Phoenix scheduler outage

Summary: The Phoenix scheduler became nonresponsive yesterday evening and was restored at approximately 11:30 PM last night.

Details: Yesterday evening, the Torque resource manager on the Phoenix scheduler became overloaded, likely shortly after 7:30 PM. The PACE team restarted the scheduler and restored its function just before 11:30 PM last night.

Impact: Commands such as “qsub” and “qstat” would not have worked, so new jobs could not be submitted. Running jobs were not interrupted.

Thank you for your patience last night. Please contact us at pace-support@oit.gatech.edu with any questions.

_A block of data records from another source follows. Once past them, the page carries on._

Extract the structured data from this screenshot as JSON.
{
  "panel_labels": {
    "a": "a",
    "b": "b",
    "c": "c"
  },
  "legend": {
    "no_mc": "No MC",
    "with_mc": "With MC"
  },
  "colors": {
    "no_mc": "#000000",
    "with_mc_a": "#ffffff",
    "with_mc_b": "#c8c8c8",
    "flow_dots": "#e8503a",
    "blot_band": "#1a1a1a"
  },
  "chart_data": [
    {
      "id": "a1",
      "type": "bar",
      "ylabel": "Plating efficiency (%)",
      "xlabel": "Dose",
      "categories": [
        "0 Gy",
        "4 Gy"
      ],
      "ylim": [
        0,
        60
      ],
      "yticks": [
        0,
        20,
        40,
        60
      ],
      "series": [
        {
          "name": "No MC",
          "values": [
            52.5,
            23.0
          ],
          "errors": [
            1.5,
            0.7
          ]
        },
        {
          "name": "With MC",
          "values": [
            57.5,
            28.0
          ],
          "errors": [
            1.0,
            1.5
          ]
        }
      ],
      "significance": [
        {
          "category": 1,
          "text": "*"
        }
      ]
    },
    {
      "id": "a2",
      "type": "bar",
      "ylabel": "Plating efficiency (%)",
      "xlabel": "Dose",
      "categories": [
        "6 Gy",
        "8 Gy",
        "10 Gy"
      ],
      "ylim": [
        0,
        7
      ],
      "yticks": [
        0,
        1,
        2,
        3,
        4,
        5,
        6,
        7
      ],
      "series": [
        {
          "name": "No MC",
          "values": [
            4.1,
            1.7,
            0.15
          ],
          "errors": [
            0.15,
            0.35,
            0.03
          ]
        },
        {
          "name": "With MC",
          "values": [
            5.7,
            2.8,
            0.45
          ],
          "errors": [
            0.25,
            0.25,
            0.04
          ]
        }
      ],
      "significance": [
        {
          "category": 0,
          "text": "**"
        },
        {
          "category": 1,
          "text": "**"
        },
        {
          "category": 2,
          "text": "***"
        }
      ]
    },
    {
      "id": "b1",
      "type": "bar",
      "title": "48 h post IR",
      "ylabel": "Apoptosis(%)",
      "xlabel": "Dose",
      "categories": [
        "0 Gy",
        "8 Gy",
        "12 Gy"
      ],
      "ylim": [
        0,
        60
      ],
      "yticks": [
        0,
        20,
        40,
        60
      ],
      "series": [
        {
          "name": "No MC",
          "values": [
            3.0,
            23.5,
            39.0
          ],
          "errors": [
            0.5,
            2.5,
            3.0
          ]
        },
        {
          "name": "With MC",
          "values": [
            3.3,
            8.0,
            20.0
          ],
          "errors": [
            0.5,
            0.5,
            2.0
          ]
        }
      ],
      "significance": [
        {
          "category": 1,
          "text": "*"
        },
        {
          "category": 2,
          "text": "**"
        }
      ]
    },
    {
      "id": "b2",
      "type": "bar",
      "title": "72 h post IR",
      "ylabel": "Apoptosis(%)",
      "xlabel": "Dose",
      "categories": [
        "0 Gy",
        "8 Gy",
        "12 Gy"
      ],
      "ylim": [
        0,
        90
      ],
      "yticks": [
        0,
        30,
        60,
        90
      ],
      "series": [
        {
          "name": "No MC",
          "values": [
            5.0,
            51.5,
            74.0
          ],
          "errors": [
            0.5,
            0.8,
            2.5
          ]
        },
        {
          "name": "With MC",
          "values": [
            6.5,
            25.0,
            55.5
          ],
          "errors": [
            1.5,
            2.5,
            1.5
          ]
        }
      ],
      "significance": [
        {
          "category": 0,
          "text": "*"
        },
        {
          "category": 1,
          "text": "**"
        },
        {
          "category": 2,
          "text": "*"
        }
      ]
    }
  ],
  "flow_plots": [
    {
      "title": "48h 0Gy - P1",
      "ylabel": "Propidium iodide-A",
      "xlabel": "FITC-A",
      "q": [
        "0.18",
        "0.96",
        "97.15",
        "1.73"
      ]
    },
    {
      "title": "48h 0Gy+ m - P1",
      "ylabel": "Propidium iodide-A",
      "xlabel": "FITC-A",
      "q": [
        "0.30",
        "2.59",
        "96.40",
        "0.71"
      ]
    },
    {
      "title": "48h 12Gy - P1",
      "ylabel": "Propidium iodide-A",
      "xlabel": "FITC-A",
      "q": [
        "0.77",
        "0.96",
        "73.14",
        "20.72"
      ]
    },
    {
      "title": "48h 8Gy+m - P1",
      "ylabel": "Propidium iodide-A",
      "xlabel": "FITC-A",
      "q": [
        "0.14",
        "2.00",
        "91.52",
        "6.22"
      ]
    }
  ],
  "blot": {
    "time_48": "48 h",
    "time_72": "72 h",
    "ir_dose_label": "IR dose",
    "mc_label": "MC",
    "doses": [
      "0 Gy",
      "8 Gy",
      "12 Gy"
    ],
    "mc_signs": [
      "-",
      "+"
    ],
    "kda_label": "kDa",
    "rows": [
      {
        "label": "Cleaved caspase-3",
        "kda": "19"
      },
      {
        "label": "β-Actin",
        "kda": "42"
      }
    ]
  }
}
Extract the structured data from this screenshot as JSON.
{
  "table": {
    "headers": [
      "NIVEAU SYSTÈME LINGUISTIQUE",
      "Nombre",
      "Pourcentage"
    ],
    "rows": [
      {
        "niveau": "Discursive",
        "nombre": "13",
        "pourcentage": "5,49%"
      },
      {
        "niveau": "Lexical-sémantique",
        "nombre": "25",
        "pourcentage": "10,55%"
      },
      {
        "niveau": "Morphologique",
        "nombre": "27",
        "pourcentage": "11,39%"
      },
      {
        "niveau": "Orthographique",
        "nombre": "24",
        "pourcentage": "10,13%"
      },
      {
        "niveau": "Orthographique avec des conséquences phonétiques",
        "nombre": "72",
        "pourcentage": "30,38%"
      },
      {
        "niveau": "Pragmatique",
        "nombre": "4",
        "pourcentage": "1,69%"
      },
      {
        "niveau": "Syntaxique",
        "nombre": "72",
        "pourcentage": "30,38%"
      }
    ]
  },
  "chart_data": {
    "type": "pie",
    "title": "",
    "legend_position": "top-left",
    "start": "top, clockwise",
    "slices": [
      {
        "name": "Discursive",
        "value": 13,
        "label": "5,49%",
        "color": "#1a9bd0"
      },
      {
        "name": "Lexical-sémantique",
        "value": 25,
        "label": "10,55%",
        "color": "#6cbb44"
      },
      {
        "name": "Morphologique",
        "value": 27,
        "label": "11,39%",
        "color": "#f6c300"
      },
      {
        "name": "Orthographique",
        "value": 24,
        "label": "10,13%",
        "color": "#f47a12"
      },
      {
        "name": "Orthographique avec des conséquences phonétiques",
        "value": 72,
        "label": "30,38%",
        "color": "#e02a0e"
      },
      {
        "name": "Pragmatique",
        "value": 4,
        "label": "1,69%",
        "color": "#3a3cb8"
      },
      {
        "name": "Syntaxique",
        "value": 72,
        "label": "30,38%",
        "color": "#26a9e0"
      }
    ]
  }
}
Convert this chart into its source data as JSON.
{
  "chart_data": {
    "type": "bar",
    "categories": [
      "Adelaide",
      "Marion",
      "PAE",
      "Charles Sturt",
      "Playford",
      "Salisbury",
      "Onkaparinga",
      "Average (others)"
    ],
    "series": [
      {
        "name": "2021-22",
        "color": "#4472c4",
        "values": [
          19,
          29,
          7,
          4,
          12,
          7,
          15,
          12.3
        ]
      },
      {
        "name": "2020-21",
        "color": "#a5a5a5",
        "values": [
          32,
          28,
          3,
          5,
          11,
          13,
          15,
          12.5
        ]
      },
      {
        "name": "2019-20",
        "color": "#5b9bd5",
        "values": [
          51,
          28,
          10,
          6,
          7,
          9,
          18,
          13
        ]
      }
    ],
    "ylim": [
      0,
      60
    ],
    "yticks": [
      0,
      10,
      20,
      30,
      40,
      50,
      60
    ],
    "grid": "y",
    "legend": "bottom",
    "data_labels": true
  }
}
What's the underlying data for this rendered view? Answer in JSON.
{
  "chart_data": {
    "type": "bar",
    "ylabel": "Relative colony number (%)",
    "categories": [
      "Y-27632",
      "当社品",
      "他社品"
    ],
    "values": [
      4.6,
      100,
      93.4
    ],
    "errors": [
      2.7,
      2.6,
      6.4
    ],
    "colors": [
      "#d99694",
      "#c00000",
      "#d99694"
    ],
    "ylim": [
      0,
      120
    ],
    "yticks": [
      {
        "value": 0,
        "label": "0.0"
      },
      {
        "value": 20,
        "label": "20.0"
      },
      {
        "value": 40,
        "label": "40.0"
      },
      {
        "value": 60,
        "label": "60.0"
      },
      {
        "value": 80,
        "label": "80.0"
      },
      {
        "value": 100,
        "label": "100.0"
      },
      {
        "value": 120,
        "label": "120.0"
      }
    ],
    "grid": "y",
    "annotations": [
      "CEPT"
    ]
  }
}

Hive project & scratch storage cable replacement

Summary: Hive project & scratch storage cable replacement and potential for an outage

Details: A cable connecting the Hive GPFS device, hosting project (data) and scratch storage, to one of its controllers needs to be replaced, beginning around 11:30 AM Tuesday (April 26).

Impact: Since there is a redundant controller, no impact is expected. However, a similar previous replacement caused storage to become unavailable, so this is a possibility. If the redundant controller fails, your job may fail or run without making progress. If you have such a job, please cancel it and resubmit it once storage availability is restored. PACE will monitor Hive GPFS storage throughout this procedure. In the event of a loss of availability occurs, we will update you.

If you have any questions or concerns, please direct them to pace-support@oit.gatech.edu.

Launch of Open OnDemand Portal for PACE’s Phoenix and Hive Clusters

Dear PACE Researchers, 

We are pleased to announce the official release of the Open OnDemand (OOD) portal for PACE’s Phoenix and Hive clusters! OOD portal allows you to access PACE compute resources through your browser, and OOD provides a seamless interface for several different interactive applications, including Jupyter, Matlab, and a general interactive desktop environment. Each PACE cluster has its own portal, allowing access to all your data as usual with the Web interface. 

In-depth documentation on OOD at PACE is available at https://docs.pace.gatech.edu/ood/guide, and links to the portal for each PACE cluster are listed below: 

Please note that you will need to be on the GT VPN in order to access the OOD portals.

Thursday’s PACE clusters orientation will feature a demo using OOD. To register for upcoming PACE clusters orientation, visit https://b.gatech.edu/3w6ifqO.  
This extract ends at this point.